An era of creative financing

The arrangements had names such as "contract for deed," "wraparound mortgage" and "lease with an option to buy." A June 1981 Washington Post article said creative financing accounted "for more than 50% of all 1981 home resales in many parts of the United States."

Where will interest rates be in 2023? ›

Keith Gumbinger, vice president of mortgage website “[We] should see less volatility for 30-year fixed mortgage rates in 2023, which are likely to hold a range between 5.875% and 6.875%.

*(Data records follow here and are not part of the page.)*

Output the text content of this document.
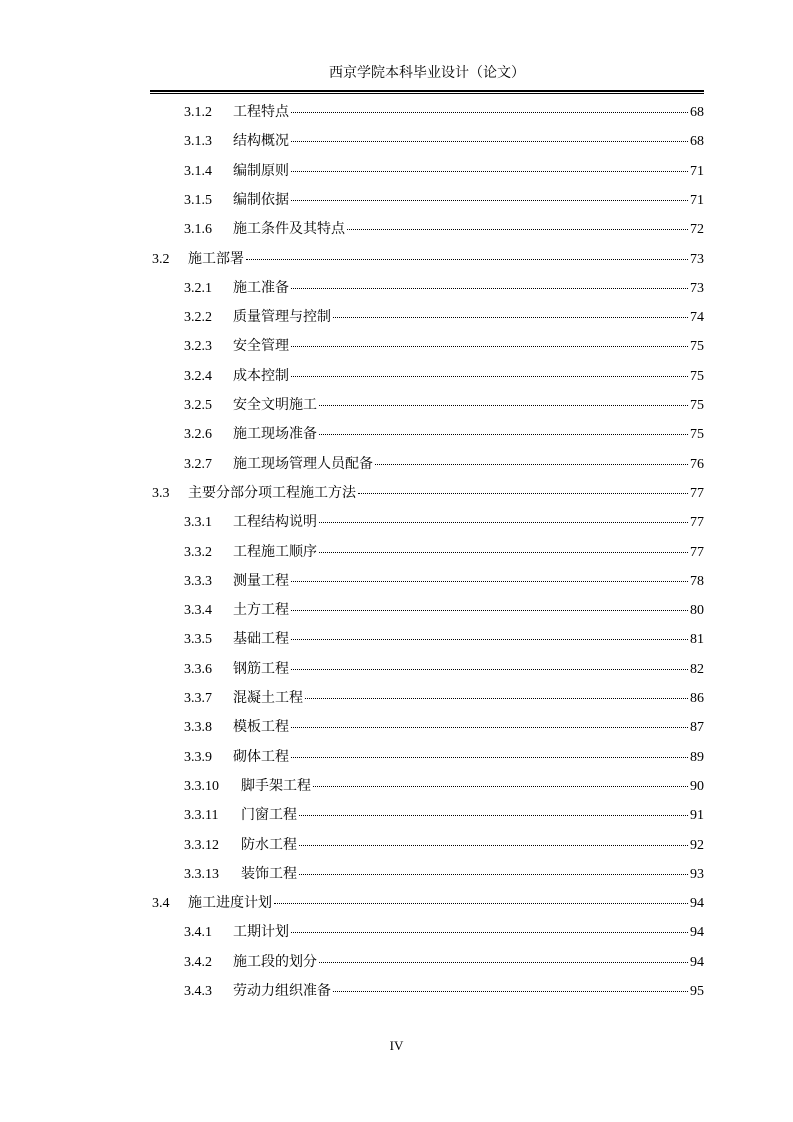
西京学院本科毕业设计（论文）
3.1.2	工程特点	68
3.1.3	结构概况	68
3.1.4	编制原则	71
3.1.5	编制依据	71
3.1.6	施工条件及其特点	72
3.2	施工部署	73
3.2.1	施工准备	73
3.2.2	质量管理与控制	74
3.2.3	安全管理	75
3.2.4	成本控制	75
3.2.5	安全文明施工	75
3.2.6	施工现场准备	75
3.2.7	施工现场管理人员配备	76
3.3	主要分部分项工程施工方法	77
3.3.1	工程结构说明	77
3.3.2	工程施工顺序	77
3.3.3	测量工程	78
3.3.4	土方工程	80
3.3.5	基础工程	81
3.3.6	钢筋工程	82
3.3.7	混凝土工程	86
3.3.8	模板工程	87
3.3.9	砌体工程	89
3.3.10	脚手架工程	90
3.3.11	门窗工程	91
3.3.12	防水工程	92
3.3.13	装饰工程	93
3.4	施工进度计划	94
3.4.1	工期计划	94
3.4.2	施工段的划分	94
3.4.3	劳动力组织准备	95
IV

How was inflation stopped in 1980s? ›

In order to combat rising inflation, recently appointed chairman of the Federal Reserve, Paul Volcker, elected to increase the federal funds rate. Following the October 6, 1979 meeting of the Federal Open Market Committee, the federal funds rate increased gradually from 11.5% to an eventual peak of 17.6% in April 1980.

What does a 5 2 arm mean? ›

In this example the first “5” represents the maximum adjustment in interest rate for the first adjustment (i.e. during month 61), the “2” is the cap on future adjustments, and the last number, the other “5” is the maximum amount of change ever allowed.

Will mortgage interest rates go down? ›

The latest monthly Housing Forecast from Fannie Mae, released July 19, has the average 30-year fixed rate remaining high at 6.8% during the third quarter of 2023, pulling back slightly to around 6.6% by year-end. The mortgage giant doesn't expect rates to dip below 6% until the fourth quarter of 2024.

When were 30-year mortgage rates the highest ever? ›

The 30-year fixed mortgage rate reached a pinnacle of 18.4 percent in October 1981, according to Freddie Mac, seesawing down to the 9 percent range by 1986 and closing the decade at 9.78 percent. The 1970s oil embargo against the U.S., which drove up inflation quickly, contributed to the increased borrowing costs.

What has been the highest mortgage interest rate in the US? ›

The week of October 9, 1981 saw mortgage rates average 18.63%—which is the highest mortgage rate on record.

How high have mortgage rates gone up? ›

U.S. mortgage rates rise to 6.81%, highest level this year, Freddie Mac says. NEW YORK, July 6 (Reuters) - U.S. 30-year mortgage rates rose to an average of 6.81% this week, the highest level of 2023, according to Freddie Mac's mortgage market survey.